Compound 10 is reacted with CDDRD-folic acid to give a conjugate of formula (II).
A method for preparing a multi-branched drug conjugate according to claim 4 or a pharmaceutically acceptable salt thereof, comprising:

(1) compound 17 is reacted with compound 18 to give compound 19;

(2) Compound 19 is salted with TFA and then reacted with 4arm-PEG20K-SCM to obtain a coupling of formula (III).
Use of a multi-branched drug conjugate according to any of claims 1-8, or a pharmaceutically acceptable salt thereof, for the manufacture of a medicament for the treatment of cancer.
The multi-branched drug conjugate according to claim 2 or a pharmaceutically acceptable salt thereof for the preparation of a malignant sarcoma for treating lymph, breast, pancreas, ovary, colon, kidney, bile duct, lung, stomach, brain, The application of cancer drugs.

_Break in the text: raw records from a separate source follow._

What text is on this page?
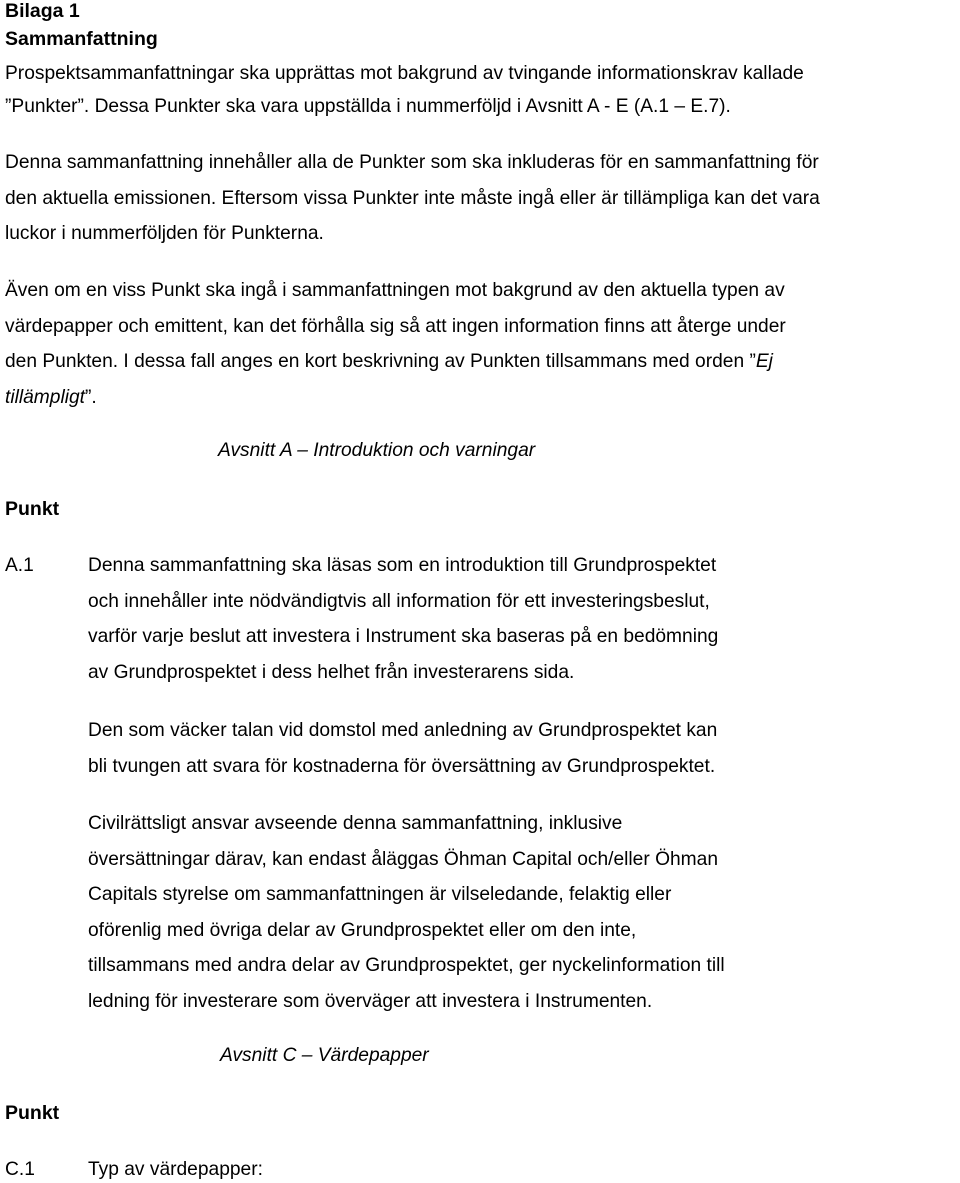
Bilaga 1
Sammanfattning
Prospektsammanfattningar ska upprättas mot bakgrund av tvingande informationskrav kallade
”Punkter”. Dessa Punkter ska vara uppställda i nummerföljd i Avsnitt A - E (A.1 – E.7).
Denna sammanfattning innehåller alla de Punkter som ska inkluderas för en sammanfattning för
den aktuella emissionen. Eftersom vissa Punkter inte måste ingå eller är tillämpliga kan det vara
luckor i nummerföljden för Punkterna.
Även om en viss Punkt ska ingå i sammanfattningen mot bakgrund av den aktuella typen av
värdepapper och emittent, kan det förhålla sig så att ingen information finns att återge under
den Punkten. I dessa fall anges en kort beskrivning av Punkten tillsammans med orden ”Ej
tillämpligt”.
Avsnitt A – Introduktion och varningar
Punkt
A.1	Denna sammanfattning ska läsas som en introduktion till Grundprospektet
och innehåller inte nödvändigtvis all information för ett investeringsbeslut,
varför varje beslut att investera i Instrument ska baseras på en bedömning
av Grundprospektet i dess helhet från investerarens sida.
Den som väcker talan vid domstol med anledning av Grundprospektet kan
bli tvungen att svara för kostnaderna för översättning av Grundprospektet.
Civilrättsligt ansvar avseende denna sammanfattning, inklusive
översättningar därav, kan endast åläggas Öhman Capital och/eller Öhman
Capitals styrelse om sammanfattningen är vilseledande, felaktig eller
oförenlig med övriga delar av Grundprospektet eller om den inte,
tillsammans med andra delar av Grundprospektet, ger nyckelinformation till
ledning för investerare som överväger att investera i Instrumenten.
Avsnitt C – Värdepapper
Punkt
C.1	Typ av värdepapper:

The use according to claim 13, wherein said cancer is glioma and breast cancer brain metastasis.
The multi-branched drug conjugate according to claim 3 or 4, or a pharmaceutically acceptable salt thereof, for use in the treatment of ovarian cancer, breast cancer, lung cancer, endometrial cancer, brain tumor, mesothelioma, kidney Application in drugs for cancer, stomach cancer, head and neck cancer, lung cancer, colorectal cancer, testicular cancer.
A pharmaceutical composition comprising the multi-branched drug conjugate of any of claims 1-8, or a pharmaceutically acceptable salt thereof, and a pharmaceutically acceptable excipient.